Inxight is a Silicon Valley based business intelligence company that mines unstructured data to extract actionable information. Tapping into intelligence buried in Unstructured Data is a promising growth market. Aberdeen Group’s David Hatch has written a guest column on unstructured data analysis here.

David, in fact, has also discussed On-Demand Business Intelligence market dynamics, which would provide good context for understanding Business Object’s Nsite acquisition. Nsite is a Silicon Valley based software-as-a-service (SaaS) provider. The acquisition gives Business Objects access to Nsite’s on-demand application platform, engineering talent experienced in building and managing SaaS offerings, and approximately 27,000 Nsite subscribers. The acquisition will accelerate Business Object’s ability to deliver on-demand BI solutions, building upon the success of crystalreports.com.
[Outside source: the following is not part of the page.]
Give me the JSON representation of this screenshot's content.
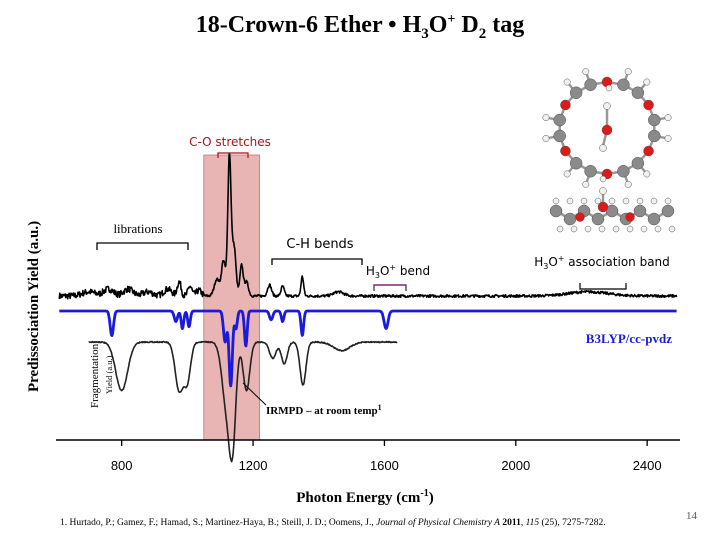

The BI industry is experiencing a lack of adoption inside the enterprise due to scarcity of knowledgeable analysts who can use these systems successfully. David presents the case that On-Demand BI may be a solution
to this problem.
Business Objects may be listening!

Armstrong Laing is a British company specializing in profitability management solutions that did $19 Million in 2006 sales, and was purchased for 30 Million GBP ($56 Million). FirstLogic is a data quality solution vendor that was purchased for $69 Million cash.

Clearly BOBJ is consolidating its position in the lucrative BI market, and its strategy of growth through acquisition seems to be paying off. The key to continued growth would be figuring out ways to increase adoption and usage of BI solutions inside the enterprise, as well as expanding the footprint into Small-Medium Enterprises (SME). Overall, Business Object’s strategy of growing into Enterprise 3.0 via acquisitions should pay off handsomely.

The stock is not cheap, having gone from $20 to $45 in one year, and currently trades near its 52-week high. The P/E is 52.68.